Memorial Day is all about remembering those in uniform who have died in service of the United States. But it’s also important to remember what they died for. And that is where, too often, those of us left behind have fallen short. The estimated 1 million who have died since 1776 have done their duty, bequeathing their survivors—and yes, we all are truly their survivors—a safer world.
Sure, sometimes it doesn’t seem that way. The U.S. has been engaged in a constant war since October 7, 2001, when bombers and cruise missiles began attacking Afghanistan to punish it for sheltering Osama bin Laden. Total U.S. deaths in the terror war are 6,888 (including 5,388, or 78%, on the battlefield).

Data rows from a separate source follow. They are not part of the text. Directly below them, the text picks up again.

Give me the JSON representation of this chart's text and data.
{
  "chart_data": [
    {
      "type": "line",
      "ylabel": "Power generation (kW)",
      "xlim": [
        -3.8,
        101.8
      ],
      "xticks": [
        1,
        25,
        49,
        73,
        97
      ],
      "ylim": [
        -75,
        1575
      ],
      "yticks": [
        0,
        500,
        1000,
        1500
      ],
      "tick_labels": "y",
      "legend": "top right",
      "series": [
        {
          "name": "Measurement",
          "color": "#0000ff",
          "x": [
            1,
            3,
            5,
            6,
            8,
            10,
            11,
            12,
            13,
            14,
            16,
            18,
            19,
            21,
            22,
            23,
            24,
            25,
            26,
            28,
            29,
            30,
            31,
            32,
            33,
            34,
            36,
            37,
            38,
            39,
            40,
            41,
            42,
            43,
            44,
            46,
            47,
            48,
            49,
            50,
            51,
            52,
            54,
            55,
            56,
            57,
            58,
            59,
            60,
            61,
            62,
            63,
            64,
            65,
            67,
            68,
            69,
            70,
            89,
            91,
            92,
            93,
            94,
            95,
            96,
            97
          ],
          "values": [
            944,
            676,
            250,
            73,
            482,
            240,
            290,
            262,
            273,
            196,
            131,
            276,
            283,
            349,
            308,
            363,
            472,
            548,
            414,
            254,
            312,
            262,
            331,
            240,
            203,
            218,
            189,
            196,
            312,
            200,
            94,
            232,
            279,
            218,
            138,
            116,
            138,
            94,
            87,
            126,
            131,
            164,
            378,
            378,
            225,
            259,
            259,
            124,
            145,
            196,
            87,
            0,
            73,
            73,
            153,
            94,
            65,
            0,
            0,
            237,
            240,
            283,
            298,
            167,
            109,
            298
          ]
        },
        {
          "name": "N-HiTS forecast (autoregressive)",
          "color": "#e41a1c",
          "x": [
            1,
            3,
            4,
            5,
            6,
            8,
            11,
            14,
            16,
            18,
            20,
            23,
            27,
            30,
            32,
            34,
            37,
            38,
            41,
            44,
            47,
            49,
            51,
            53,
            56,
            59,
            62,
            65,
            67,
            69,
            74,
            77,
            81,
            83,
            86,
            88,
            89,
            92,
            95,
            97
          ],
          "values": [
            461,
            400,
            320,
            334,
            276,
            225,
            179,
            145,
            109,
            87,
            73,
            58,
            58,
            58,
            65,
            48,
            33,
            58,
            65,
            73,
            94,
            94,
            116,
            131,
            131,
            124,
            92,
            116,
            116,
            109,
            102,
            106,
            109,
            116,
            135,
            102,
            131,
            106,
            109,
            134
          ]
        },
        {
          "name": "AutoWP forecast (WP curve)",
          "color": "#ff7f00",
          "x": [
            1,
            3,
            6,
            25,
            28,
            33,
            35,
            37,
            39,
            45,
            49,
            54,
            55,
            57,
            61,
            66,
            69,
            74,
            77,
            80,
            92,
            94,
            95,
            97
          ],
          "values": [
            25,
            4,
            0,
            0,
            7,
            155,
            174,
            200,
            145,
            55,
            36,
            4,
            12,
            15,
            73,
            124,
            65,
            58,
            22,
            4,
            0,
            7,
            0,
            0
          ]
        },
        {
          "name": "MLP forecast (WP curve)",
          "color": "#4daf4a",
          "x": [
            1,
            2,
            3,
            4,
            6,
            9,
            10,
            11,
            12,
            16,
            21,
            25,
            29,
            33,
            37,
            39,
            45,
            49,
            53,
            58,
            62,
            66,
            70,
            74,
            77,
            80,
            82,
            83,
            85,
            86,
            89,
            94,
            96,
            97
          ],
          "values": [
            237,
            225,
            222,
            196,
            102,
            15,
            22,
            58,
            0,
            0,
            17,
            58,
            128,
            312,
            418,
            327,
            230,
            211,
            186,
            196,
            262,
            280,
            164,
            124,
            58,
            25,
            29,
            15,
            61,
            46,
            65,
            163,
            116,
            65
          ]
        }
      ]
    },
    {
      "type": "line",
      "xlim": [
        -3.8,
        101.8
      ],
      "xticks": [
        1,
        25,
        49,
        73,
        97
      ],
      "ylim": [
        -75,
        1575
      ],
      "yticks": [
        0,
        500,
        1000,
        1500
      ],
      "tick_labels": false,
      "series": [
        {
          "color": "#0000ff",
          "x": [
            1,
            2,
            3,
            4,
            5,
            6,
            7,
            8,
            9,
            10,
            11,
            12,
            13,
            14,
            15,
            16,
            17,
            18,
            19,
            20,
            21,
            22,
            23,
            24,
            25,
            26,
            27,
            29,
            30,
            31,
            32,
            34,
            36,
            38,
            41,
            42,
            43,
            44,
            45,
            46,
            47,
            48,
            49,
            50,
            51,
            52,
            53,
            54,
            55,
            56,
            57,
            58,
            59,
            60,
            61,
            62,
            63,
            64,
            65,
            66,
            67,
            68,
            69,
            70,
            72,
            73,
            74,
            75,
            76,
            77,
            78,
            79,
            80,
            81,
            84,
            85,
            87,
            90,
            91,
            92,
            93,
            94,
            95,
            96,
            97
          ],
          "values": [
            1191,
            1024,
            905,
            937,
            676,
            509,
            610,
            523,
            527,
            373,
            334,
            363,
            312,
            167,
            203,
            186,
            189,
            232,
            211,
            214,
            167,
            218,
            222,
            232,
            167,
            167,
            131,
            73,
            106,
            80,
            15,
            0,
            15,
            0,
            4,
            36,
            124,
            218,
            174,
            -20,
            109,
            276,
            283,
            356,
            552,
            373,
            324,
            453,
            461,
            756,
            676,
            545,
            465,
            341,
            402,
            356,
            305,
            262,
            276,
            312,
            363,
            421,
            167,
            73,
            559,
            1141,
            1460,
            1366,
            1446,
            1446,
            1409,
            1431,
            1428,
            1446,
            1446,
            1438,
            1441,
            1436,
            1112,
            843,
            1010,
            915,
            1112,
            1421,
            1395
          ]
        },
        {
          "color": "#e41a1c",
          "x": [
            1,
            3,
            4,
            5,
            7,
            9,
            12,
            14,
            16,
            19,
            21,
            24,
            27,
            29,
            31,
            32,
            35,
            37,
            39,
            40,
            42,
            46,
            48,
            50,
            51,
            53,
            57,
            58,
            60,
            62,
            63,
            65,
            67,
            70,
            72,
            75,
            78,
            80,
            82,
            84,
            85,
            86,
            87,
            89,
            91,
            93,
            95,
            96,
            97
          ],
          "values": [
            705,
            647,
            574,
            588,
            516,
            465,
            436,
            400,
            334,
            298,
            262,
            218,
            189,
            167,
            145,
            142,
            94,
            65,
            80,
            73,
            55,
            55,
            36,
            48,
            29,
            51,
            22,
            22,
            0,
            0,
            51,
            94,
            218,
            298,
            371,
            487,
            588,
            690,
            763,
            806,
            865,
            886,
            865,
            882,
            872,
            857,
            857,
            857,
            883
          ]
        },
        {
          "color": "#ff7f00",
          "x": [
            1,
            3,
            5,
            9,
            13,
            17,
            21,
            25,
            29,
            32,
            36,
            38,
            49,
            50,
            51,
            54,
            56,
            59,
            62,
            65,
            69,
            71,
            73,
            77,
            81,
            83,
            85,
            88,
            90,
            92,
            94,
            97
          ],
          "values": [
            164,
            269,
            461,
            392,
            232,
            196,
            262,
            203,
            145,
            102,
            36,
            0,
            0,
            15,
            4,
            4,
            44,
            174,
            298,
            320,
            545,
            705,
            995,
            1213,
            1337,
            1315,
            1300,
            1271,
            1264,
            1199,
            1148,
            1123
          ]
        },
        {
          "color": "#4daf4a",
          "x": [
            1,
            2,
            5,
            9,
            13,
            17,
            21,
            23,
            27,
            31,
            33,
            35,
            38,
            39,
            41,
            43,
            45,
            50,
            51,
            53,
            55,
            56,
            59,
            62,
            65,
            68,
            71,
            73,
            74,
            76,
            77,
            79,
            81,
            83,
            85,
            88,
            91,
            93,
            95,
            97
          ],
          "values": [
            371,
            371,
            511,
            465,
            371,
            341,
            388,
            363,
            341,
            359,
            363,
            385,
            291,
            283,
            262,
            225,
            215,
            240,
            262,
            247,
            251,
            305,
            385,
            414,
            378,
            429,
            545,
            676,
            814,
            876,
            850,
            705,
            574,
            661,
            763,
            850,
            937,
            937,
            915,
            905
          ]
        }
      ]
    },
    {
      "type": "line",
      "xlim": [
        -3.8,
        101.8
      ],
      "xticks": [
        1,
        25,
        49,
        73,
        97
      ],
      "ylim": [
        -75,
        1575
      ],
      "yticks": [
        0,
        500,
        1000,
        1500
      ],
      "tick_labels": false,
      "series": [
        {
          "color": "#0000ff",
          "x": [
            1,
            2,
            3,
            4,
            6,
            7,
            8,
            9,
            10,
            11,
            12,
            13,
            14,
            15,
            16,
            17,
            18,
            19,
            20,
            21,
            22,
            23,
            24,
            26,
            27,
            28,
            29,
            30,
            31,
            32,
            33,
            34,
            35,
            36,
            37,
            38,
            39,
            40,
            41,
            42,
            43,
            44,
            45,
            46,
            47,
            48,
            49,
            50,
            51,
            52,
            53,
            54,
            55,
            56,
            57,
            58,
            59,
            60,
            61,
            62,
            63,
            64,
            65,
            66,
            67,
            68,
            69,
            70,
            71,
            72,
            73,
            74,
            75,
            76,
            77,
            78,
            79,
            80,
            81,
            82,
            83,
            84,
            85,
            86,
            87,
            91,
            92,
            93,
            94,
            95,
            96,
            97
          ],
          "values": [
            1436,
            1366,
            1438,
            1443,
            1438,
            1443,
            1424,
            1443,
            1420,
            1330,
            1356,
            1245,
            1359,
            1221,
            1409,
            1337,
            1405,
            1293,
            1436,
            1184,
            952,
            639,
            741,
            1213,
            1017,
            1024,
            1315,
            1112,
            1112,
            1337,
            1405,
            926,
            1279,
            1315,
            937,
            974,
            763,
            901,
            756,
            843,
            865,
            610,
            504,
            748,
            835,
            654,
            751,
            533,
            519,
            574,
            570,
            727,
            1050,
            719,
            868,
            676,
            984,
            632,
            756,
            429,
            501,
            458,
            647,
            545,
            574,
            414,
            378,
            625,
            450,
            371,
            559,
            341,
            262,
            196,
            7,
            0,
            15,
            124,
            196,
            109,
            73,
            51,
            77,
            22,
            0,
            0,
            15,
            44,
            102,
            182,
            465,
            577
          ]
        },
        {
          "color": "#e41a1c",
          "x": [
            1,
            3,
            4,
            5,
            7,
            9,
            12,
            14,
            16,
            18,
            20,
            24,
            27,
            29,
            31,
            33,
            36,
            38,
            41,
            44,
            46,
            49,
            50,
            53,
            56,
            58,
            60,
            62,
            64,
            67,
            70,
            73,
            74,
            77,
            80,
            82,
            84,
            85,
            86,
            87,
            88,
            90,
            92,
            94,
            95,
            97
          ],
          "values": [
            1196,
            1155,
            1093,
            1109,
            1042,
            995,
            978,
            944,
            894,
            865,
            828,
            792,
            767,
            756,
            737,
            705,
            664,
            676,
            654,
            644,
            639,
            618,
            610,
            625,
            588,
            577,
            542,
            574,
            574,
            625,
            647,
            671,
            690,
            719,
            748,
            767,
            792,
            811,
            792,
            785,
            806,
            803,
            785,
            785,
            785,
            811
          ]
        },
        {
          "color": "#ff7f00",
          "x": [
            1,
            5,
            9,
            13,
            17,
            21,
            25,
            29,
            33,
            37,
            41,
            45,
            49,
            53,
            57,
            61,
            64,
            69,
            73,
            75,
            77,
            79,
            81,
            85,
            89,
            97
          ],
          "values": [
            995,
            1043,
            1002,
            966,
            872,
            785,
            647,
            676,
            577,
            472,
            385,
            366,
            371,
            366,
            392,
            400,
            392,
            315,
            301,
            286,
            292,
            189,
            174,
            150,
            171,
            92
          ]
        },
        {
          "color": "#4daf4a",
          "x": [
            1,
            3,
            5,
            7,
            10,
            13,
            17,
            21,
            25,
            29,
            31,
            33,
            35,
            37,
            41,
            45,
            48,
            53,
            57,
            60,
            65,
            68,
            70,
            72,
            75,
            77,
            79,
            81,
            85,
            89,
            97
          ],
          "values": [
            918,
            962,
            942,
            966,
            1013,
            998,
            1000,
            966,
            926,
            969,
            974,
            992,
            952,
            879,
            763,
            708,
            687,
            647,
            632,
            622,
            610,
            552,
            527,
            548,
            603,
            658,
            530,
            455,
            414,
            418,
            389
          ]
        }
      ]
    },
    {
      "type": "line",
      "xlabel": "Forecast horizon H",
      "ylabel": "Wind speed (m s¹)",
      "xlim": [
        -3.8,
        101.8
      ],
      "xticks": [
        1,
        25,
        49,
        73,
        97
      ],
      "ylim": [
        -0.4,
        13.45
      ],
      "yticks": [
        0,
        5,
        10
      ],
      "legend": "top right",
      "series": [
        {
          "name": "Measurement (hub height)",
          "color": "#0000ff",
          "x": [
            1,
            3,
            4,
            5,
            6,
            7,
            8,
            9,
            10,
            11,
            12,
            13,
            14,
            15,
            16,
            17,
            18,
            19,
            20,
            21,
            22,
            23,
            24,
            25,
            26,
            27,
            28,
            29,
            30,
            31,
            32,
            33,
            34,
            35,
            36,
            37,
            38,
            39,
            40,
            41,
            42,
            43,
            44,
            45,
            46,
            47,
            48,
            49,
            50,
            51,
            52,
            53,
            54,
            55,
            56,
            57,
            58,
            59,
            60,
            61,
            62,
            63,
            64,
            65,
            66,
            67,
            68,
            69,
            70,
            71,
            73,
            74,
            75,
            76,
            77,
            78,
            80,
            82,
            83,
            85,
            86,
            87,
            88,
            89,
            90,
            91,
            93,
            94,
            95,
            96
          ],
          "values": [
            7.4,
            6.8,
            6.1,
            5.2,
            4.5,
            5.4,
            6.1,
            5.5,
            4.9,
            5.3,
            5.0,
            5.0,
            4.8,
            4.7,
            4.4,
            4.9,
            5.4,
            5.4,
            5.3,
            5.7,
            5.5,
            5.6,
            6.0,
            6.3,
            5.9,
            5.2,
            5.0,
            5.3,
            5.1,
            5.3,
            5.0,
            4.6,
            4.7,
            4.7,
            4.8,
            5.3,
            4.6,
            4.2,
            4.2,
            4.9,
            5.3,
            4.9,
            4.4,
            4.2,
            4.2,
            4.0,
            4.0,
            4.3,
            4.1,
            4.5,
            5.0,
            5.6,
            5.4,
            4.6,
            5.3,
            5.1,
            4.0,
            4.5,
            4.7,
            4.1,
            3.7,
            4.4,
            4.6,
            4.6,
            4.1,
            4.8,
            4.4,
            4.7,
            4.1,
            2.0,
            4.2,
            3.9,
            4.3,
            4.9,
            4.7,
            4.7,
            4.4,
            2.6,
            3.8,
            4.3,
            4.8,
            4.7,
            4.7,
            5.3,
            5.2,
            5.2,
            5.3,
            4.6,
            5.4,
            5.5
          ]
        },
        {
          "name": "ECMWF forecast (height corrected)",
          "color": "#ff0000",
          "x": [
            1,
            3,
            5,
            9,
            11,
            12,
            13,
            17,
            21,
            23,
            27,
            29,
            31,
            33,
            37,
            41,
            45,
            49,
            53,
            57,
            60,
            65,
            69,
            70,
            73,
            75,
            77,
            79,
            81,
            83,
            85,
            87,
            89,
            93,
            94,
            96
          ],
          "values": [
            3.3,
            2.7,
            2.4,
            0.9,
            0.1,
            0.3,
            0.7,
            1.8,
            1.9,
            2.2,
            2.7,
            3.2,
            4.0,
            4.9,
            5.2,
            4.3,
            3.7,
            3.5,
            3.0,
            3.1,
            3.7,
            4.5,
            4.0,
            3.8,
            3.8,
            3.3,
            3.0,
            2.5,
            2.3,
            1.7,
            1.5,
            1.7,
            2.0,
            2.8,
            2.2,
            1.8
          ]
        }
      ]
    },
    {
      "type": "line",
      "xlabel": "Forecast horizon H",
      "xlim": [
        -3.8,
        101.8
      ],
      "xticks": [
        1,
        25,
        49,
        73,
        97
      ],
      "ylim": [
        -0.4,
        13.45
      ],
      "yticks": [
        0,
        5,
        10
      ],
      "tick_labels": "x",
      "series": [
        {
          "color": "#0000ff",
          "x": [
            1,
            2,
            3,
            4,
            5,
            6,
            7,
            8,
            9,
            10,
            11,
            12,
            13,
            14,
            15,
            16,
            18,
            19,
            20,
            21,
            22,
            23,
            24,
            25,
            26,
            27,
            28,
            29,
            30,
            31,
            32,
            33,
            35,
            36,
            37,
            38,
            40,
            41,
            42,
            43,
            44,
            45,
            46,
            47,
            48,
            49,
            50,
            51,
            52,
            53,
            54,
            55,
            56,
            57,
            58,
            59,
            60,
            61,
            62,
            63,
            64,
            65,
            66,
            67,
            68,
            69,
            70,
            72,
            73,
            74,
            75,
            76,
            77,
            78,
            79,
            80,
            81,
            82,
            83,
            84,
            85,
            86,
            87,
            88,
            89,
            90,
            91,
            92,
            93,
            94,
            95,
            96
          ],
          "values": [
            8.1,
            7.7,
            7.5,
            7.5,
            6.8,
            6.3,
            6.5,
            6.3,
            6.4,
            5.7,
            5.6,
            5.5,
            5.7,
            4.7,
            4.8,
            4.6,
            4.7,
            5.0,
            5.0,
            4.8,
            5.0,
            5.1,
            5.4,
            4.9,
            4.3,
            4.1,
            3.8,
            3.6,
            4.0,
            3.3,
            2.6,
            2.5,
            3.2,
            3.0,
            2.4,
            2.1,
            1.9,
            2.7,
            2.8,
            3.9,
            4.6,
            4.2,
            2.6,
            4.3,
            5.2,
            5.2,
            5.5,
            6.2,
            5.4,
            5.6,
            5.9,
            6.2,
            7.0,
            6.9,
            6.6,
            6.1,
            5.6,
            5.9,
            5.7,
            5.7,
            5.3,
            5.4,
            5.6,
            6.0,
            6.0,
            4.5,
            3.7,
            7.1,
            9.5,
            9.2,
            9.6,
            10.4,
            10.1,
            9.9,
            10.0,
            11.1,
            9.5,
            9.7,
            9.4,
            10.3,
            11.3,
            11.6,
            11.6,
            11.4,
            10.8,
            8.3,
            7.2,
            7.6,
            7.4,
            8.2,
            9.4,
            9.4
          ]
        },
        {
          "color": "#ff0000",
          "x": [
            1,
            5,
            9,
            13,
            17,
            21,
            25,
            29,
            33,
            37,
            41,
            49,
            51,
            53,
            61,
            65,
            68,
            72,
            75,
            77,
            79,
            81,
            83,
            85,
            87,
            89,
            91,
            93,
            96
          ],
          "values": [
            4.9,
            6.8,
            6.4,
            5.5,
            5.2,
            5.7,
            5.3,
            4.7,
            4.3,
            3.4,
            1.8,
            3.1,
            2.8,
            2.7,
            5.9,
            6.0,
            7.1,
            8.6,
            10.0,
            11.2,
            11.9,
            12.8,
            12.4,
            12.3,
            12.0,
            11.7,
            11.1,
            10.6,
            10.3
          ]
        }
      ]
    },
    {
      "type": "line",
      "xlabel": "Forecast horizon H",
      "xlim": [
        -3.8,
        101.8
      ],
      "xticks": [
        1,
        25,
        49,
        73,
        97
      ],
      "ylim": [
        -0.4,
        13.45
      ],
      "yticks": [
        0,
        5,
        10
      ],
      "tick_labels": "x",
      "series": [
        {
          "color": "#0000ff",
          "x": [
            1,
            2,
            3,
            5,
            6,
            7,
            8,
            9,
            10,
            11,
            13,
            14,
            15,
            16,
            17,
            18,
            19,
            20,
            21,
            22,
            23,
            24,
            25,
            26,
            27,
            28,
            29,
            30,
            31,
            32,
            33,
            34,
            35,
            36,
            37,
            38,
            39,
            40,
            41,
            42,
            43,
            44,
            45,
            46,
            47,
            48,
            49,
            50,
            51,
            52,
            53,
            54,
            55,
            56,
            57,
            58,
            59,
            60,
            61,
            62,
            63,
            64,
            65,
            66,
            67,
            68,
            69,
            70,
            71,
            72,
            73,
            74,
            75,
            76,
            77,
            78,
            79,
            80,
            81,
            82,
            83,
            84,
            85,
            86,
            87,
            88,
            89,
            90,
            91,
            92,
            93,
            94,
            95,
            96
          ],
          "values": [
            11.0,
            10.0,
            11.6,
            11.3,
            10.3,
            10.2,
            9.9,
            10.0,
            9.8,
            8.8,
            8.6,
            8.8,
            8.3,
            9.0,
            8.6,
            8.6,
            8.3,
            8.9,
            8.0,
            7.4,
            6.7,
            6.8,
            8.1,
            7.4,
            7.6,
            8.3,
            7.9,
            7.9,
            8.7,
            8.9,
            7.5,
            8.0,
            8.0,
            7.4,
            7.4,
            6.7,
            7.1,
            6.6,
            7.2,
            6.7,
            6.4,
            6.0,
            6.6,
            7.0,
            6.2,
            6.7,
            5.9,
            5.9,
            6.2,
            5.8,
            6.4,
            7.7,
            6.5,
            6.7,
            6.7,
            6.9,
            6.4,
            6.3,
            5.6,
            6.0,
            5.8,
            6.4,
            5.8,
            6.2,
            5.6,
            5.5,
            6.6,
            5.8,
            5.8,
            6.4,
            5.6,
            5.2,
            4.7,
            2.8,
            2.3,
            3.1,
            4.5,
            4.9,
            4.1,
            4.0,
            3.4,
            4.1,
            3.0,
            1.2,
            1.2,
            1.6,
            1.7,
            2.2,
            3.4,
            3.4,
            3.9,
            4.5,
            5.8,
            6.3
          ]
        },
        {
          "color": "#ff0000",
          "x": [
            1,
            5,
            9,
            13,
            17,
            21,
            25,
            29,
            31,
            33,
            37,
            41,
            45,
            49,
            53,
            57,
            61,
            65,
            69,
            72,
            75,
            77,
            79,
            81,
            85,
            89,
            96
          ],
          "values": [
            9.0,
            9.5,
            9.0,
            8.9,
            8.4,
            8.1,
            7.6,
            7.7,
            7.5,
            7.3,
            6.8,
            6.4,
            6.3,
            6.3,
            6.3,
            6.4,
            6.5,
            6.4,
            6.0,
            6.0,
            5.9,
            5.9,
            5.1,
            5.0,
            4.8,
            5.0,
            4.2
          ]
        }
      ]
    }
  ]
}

Its cost is likely to top $6 trillion before the U.S. spends the last dime on the final surviving veteran.
The scourge of terrorism, accelerated by the 24/7, always-on media world in which we live, can make it seem that the globe is aflame. But battlefield deaths—which is what we honor on Memorial Day—are down, around the world.
In the United States, some of that bequest is a function of geography and history. A pair of oceans makes for a wonderful moat. But it’s also a legacy of having the world’s best-trained troops. Yes, there are snafus aplenty in today’s U.S. military, but on the whole they do a pretty good job. When they fail—and there’s been a string of less-than-successful ventures lately: Afghanistan, Iraq, and Libya, for starters—it has been their political leaders (the rest of us, in other words), who have let them down.
We have let the White House and Congress get away with undeclared—and now, seemingly, perpetual—combat. “War has burst out of its old boundaries,” writes former Pentagon official (and Army wife) Rosa Brooks in her soon-to-be-published How Everything Became War and the Military Became Everything: Tales from the Pentagon. “Today, as the military struggles to respond to novel threats from novel quarters, its once seemingly straightforward raison d’être—defending from armed attack by foreign states—is no longer clear-cut.”
President Obama’s Memorial Day visit to Arlington National Cemetery will highlight the paradox. He will place the traditional wreath on the Tomb of the Unknowns, and praise those who have died in combat for the United States. “Most Americans don’t fully see, don’t fully understand the sacrifice made by the 1% who serve in this all-volunteer armed forces,” he said there last year. “Few know what it’s like to take a bullet for a buddy, or to live with the fact that he or she took one for you.”
But the commander-in-chief has steadfastly declined to say that Americans troops abroad right now—under his orders—are engaged in combat, and that the few who have died, have died in war. Congress is also to blame, preferring to let him fly solo without approving the specific military campaigns now underway in dark corners of the world.
Three Americans have died in the war on terror so far this year in Afghanistan and Iraq. Four others died of non-hostile causes, including a Humvee rollover, and the collapse of a building during a violent windstorm. Sure, their number is small—except to their own families, whose loved ones volunteered their last full measure of devotion, to the rest of us.
“The men and women of the armed forces are willing to fight—and die, if necessary—to defend the nation,” write retired Army lieutenant general Dave Barno and military scholar Nora Bensahel. “But asking them to do so without acknowledging that they are at war is simply wrong.”
This kind of war wasn’t an American choice. But that hardly makes it any less real for those fighting it, no matter how few. Memorial Day would be a fitting day to acknowledge the U.S. is at war, and likely will be, for many Memorial Days to come.